Article count and stats[eedit | eedit soorce]

  • 2005-06-23 00:00 0 airticles
  • 2020-08-01 56,524 unique wirds, 4,458,169 total wirds (twa letters or mair, three occurrences or mair)
  • 2020-08-29 23:30 57,956 airticles
  • 2020-09-01 09:39 57,984 airticles
  • 2020-09-01 56,828 unique wirds, 4,500,147 total wirds (twa letter or mair, three occurrences or mair)

Citogenesis[eedit | eedit soorce]

Citogenesis is a satirical theory about where citations come from, as explained in this XKCD comic. Made up on wikipedia -> used in official documented -> cited on wikipedia. There appear to be a few examples on the Scots wiki.

  • conseeder
  • proposeetion
  • peteetion

These words are very rare on the Scottish Corpus website, yet are very common on the Scots wikipedia.
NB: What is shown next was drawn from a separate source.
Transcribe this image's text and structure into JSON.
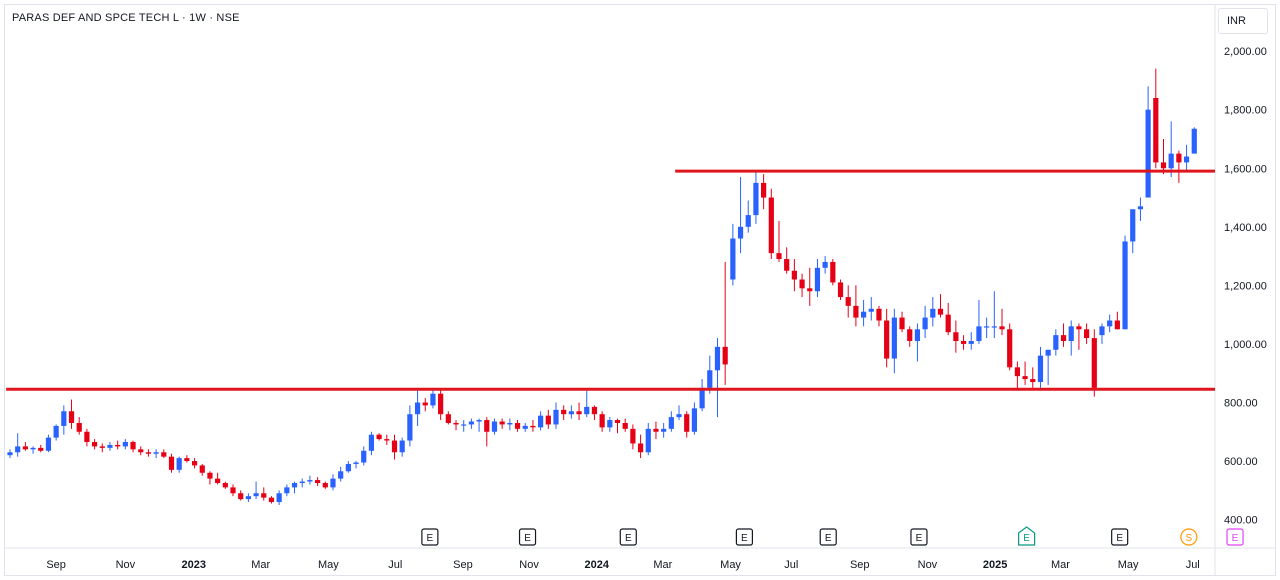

It is believed that the Online Scots dictionary harvested words and definitions from wikipedia. These words have been used in the Scots translation Scottish Parliament document "Your Scottish Pairlament". This document has subsequently been cited in the Scots wikipedia, thus completing the circle.

It is possible that these spellings are used in the north-east Scots dialect, 'conseeder' was used by north eastern author Sheena Blackhall in 1996, the other words have not.